For the laboratory test, the nominal grid voltage is set to 220 V RMS, the frequency is equal to 50 Hz and the PWM frequency is set to 8 kHz. The control strategy has been tested under voltage sag (50%–100 ms).

Figure 16 shows the performance of the inverter under grid voltage dip with the flexible power control strategy. It shows that the control is able to operate even during a very shallow voltage dip. As it can be seen before the grid fault, the reactive power is zero and the real power supplied by the inverter is constant and maximal. An inverter current THD, lower than 5%, around the rated inverter output current, has been achieved (Fig. 16a). When a grid voltage occurs, the control system reduces the output active power (P) and increases slightly the reactive power (Q) according to the depth of the voltage sag in order to withstand the dip (Fig. 16b). The end of the fault presents a transient time delay \(({t}_{\mathrm{d}})\) due to the fault detection and the response of the controllers. The inverter can stay connected and energizes the grid in the presence of voltage sags.

Figure 17 shows a zoom on the waveforms (current and voltage) obtained when the grid voltage is subjected to a (50%–100 ms) voltage dip. During the fault, the inverter tends to increase the ac current when the voltage decreases at PCC. At the same time, a phase leading/lagging between grid side line current and voltage appears. In that case, a reactive current is injected into the grid in response to the grid faults.

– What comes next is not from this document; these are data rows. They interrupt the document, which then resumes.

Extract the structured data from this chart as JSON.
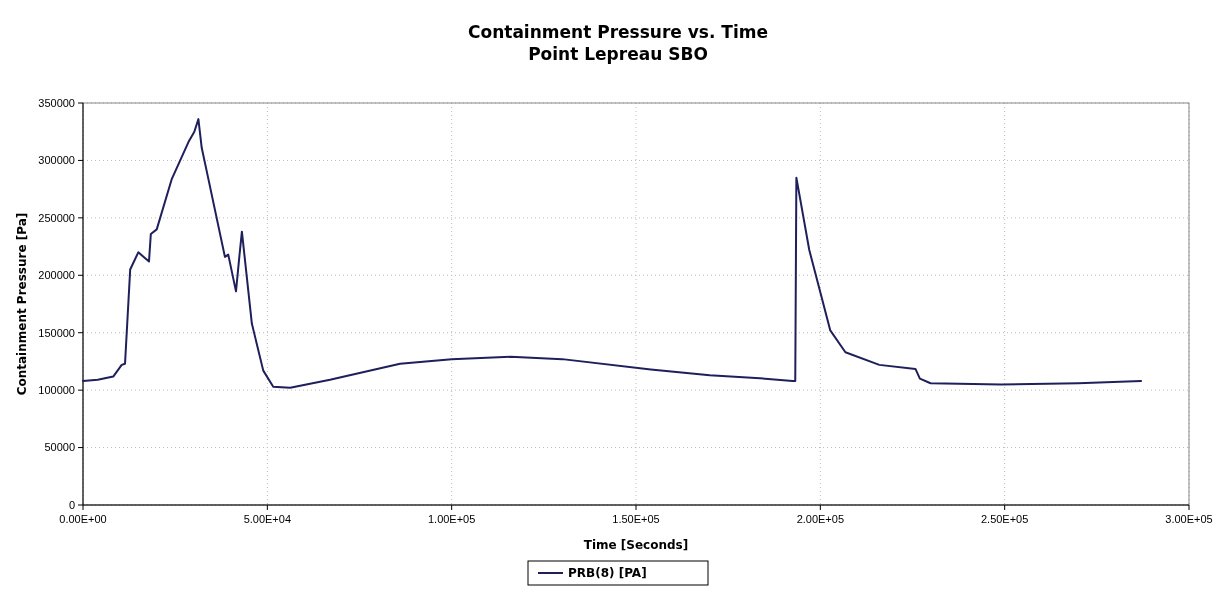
{
  "chart_data": {
    "type": "line",
    "title": "Containment Pressure vs. Time",
    "subtitle": "Point Lepreau SBO",
    "xlabel": "Time [Seconds]",
    "ylabel": "Containment Pressure [Pa]",
    "xlim": [
      0,
      300000
    ],
    "xticks": [
      {
        "value": 0,
        "label": "0.00E+00"
      },
      {
        "value": 50000,
        "label": "5.00E+04"
      },
      {
        "value": 100000,
        "label": "1.00E+05"
      },
      {
        "value": 150000,
        "label": "1.50E+05"
      },
      {
        "value": 200000,
        "label": "2.00E+05"
      },
      {
        "value": 250000,
        "label": "2.50E+05"
      },
      {
        "value": 300000,
        "label": "3.00E+05"
      }
    ],
    "ylim": [
      0,
      350000
    ],
    "yticks": [
      0,
      50000,
      100000,
      150000,
      200000,
      250000,
      300000,
      350000
    ],
    "grid": true,
    "legend": "bottom",
    "marker": "none",
    "line_style": "solid",
    "series": [
      {
        "name": "PRB(8) [PA]",
        "color": "#1f1f5c",
        "x": [
          0,
          4000,
          8200,
          10500,
          11400,
          12800,
          15000,
          17900,
          18400,
          20000,
          24100,
          28600,
          30200,
          31300,
          32200,
          33600,
          38500,
          39400,
          41500,
          42400,
          43100,
          45800,
          48900,
          51600,
          56200,
          67000,
          86000,
          100000,
          116000,
          130000,
          154000,
          170000,
          185000,
          192500,
          193200,
          193500,
          197000,
          202700,
          206800,
          216000,
          225800,
          227000,
          229900,
          249000,
          270000,
          287000
        ],
        "values": [
          108000,
          109000,
          111800,
          122000,
          123000,
          205000,
          220000,
          212000,
          236000,
          240000,
          284000,
          316000,
          325000,
          336000,
          311000,
          290000,
          216000,
          218000,
          186000,
          216000,
          238000,
          158000,
          117000,
          103000,
          102000,
          109000,
          123000,
          127000,
          129000,
          127000,
          118000,
          113000,
          110000,
          108000,
          108000,
          285000,
          222000,
          152000,
          133000,
          122000,
          118500,
          110000,
          106000,
          105000,
          106000,
          108000
        ]
      }
    ]
  }
}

According to Fig. 16, it has been observed that the current control loop is very fast and able to respond to voltage disturbances in two cycles. This behavior is very positive since it would tend to mitigate voltage dips. The flexible power control succeeds to resynchronize the inverter very quickly after voltage recovery. When the voltage sag is cleared, the system returns to its normal operation mode and injects current at unity power factor.

Referring to Figs. 15, 16, it is seen that the experimental results are in agreement with the simulation results shown in Figs. 14, 12e, f, and have corroborated the effectiveness and the flexibility of the proposed control strategy.

The theoretical results can be very helpful for the study of the transient properties of the inverter (decoupling protection, current control loop and MPPT tracker, etc.) and allow PV converters to have a better tolerance to shallow voltage dips without threatening the safety and stability of the connected PV system. Hence, the flexible power control strategy, proposed in this study, can be an enhancement for the future PV converters. It contributes to reduce the cost of energy and thus enables more cost-effective PV installations.

5 Conclusion

In this paper, a control strategy approach has been developed around a double-stage grid-connected PV system functioning under various operation modes. It is observed that, during the NOM, the command ensures a maximum PV power and regulates simultaneously the dc-link voltage and the output inverter currents. Moreover, it permits to inject energy into the grid at unity power factor and a current with low harmonic distortion. In the GFOM, the active and reactive power references have been changed within the voltage sag levels and the inverter rating current. The inverter delivered a reactive power slightly greater than zero and decreased the output active power in order to stabilize the whole system. In the GFOM, we demonstrate that the control strategy ensures a grid sinusoidal current at the PCC and provides ride through capability during grid faults. Moreover, this command contributes to the system stability and overcomes some problems such as harmonic distortions and power factor quality. It has been demonstrated that the proposed control strategy improves the availability and the reliability of the distributed network under grid faults. Hence, it is expected for the future PV converters to have some ancillary and intelligent service like flexible active power control and reactive power compensation. Together with higher efficiency and higher demands, those functionalities represent the key to reduce the total cost of energy and thus an expansion of cost-effective PV systems into the grid.